AdmissionCheck not Active

The Setu controller must mark the AdmissionCheck as Active on startup. If it's not Active, Kueue's ClusterQueue will stay inactive.

kubectl get admissionchecks karpenter-provision -o yaml
kubectl logs -n kueue-system -l app=setu --tail=50

Workloads Stuck in Pending

# Check workload status and admission check state
kubectl describe workload <name>

# Check Setu logs for errors
kubectl logs -n kueue-system -l app=setu -f

# Ensure ClusterQueue references the admission check
kubectl get clusterqueue <name> -o yaml

# Verify LocalQueue points to correct ClusterQueue
kubectl get localqueue <name> -n <namespace> -o yaml | grep clusterQueue

Quota Check Skipped

Setu skips quota validation when the LocalQueue→ClusterQueue resolution fails (e.g., LocalQueue missing or clusterQueue field empty).
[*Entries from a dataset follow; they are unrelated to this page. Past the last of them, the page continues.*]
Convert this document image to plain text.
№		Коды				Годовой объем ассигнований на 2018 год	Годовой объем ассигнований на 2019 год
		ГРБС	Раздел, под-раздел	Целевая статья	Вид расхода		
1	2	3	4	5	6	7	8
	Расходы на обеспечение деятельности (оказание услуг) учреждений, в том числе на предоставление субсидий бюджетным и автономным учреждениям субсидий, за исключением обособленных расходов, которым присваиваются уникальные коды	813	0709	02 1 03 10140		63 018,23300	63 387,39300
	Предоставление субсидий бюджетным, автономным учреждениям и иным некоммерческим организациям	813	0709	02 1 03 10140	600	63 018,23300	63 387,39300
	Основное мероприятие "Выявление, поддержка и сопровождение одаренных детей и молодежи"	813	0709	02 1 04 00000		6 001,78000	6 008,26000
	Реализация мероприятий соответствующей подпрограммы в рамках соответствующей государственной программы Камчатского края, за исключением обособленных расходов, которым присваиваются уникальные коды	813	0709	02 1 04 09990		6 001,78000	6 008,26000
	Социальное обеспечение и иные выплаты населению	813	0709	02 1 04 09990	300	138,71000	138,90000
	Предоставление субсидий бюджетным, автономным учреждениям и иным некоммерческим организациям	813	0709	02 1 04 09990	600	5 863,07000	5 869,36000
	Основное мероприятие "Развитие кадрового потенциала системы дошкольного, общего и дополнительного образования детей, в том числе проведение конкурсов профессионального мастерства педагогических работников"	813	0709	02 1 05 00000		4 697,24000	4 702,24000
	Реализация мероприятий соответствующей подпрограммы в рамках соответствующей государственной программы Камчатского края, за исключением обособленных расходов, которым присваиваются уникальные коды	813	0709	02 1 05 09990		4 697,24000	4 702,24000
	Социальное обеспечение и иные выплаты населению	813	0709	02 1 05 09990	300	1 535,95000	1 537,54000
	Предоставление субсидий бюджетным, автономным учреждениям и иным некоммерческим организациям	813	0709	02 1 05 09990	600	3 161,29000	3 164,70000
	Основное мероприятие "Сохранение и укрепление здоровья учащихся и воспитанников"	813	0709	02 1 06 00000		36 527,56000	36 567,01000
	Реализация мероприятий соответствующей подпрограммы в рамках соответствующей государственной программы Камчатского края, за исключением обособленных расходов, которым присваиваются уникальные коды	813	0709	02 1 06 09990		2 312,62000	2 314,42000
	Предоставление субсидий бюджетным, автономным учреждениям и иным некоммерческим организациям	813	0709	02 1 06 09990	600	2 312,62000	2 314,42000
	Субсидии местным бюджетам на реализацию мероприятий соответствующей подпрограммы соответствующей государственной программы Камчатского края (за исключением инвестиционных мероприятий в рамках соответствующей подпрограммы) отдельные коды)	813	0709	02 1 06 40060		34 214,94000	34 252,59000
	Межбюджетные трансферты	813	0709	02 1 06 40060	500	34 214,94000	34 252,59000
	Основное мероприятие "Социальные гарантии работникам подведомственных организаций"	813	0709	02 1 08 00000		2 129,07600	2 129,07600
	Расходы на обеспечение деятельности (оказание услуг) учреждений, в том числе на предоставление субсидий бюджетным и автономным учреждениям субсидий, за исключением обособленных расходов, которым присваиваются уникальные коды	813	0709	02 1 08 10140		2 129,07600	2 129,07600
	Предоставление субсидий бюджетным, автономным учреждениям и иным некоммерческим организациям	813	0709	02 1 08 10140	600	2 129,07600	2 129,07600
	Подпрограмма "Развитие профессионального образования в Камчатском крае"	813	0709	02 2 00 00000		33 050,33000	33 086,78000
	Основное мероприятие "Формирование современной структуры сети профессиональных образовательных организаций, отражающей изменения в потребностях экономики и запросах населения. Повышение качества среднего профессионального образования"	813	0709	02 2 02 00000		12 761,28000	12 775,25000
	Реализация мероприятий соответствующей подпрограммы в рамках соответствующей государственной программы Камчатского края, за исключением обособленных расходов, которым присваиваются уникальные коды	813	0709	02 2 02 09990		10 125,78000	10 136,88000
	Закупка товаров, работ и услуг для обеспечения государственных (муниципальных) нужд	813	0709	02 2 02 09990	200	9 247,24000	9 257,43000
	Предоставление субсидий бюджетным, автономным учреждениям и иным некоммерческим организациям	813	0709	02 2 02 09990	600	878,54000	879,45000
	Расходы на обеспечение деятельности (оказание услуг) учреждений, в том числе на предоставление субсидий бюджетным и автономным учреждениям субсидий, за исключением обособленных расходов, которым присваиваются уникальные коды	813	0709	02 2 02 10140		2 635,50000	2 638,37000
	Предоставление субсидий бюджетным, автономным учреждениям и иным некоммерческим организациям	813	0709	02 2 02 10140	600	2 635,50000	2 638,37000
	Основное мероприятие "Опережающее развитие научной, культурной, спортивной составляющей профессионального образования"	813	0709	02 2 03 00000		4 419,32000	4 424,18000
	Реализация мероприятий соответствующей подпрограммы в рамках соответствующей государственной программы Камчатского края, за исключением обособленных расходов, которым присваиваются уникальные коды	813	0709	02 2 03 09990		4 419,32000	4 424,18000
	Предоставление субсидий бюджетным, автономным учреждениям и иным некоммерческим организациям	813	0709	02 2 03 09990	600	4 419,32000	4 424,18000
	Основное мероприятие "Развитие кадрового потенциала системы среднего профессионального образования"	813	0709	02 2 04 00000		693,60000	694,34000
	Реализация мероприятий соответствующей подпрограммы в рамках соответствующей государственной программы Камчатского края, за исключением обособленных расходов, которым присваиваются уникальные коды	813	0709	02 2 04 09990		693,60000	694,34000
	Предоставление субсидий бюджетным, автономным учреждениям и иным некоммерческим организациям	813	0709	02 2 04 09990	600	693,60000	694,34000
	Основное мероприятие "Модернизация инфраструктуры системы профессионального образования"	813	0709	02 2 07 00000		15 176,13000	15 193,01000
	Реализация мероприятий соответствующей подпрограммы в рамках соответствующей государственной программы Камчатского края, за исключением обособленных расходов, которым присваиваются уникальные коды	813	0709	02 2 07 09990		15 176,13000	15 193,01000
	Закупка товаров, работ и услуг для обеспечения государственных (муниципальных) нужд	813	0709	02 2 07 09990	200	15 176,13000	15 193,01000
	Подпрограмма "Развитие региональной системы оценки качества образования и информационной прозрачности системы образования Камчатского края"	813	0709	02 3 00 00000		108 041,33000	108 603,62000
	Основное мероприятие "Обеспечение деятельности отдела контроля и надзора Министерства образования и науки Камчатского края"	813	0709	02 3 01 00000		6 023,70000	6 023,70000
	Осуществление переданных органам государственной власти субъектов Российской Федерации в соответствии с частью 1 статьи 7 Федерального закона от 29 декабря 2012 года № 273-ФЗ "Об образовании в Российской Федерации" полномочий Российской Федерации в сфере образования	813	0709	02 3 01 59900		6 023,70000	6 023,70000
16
This is safe in advisory mode (default) — provisioning continues.

If you see workloads provisioned without quota validation:

# Verify LocalQueue exists and has clusterQueue set
kubectl get localqueue -A
kubectl get localqueue <name> -n <namespace> -o jsonpath='{.spec.clusterQueue}'

# Enable enforcement to reject workloads when quota can't be validated
# Edit deployment: add --enforce-quota=true flag

NodeClaims Not Becoming Ready

# Check Karpenter logs
kubectl logs -n karpenter -l app.kubernetes.io/name=karpenter --tail=50

# Check NodeClaim status
kubectl describe nodeclaim <name>

Common causes:

  • Missing or misconfigured NodeClass (EC2NodeClass, GCPNodeClass, etc.)
  • IAM permissions (for AWS: node role, Karpenter controller role)
  • Subnet/security group tagging (karpenter.sh/discovery)
  • aws-auth ConfigMap not updated with node role

Provisioning Timeout (10 min)

Setu rejects the workload after 10 minutes if NodeClaims don't become Ready. All created NodeClaims are rolled back. Check the NodeClaim troubleshooting steps above.


Uninstall

Helm

helm uninstall setu -n kueue-system

Raw Manifests

kubectl delete -f deploy/manifests/deployment.yaml
kubectl delete -f deploy/manifests/admissioncheck.yaml
kubectl delete -f deploy/manifests/rbac.yaml

Community

References

License

Apache 2.0 — see LICENSE for details.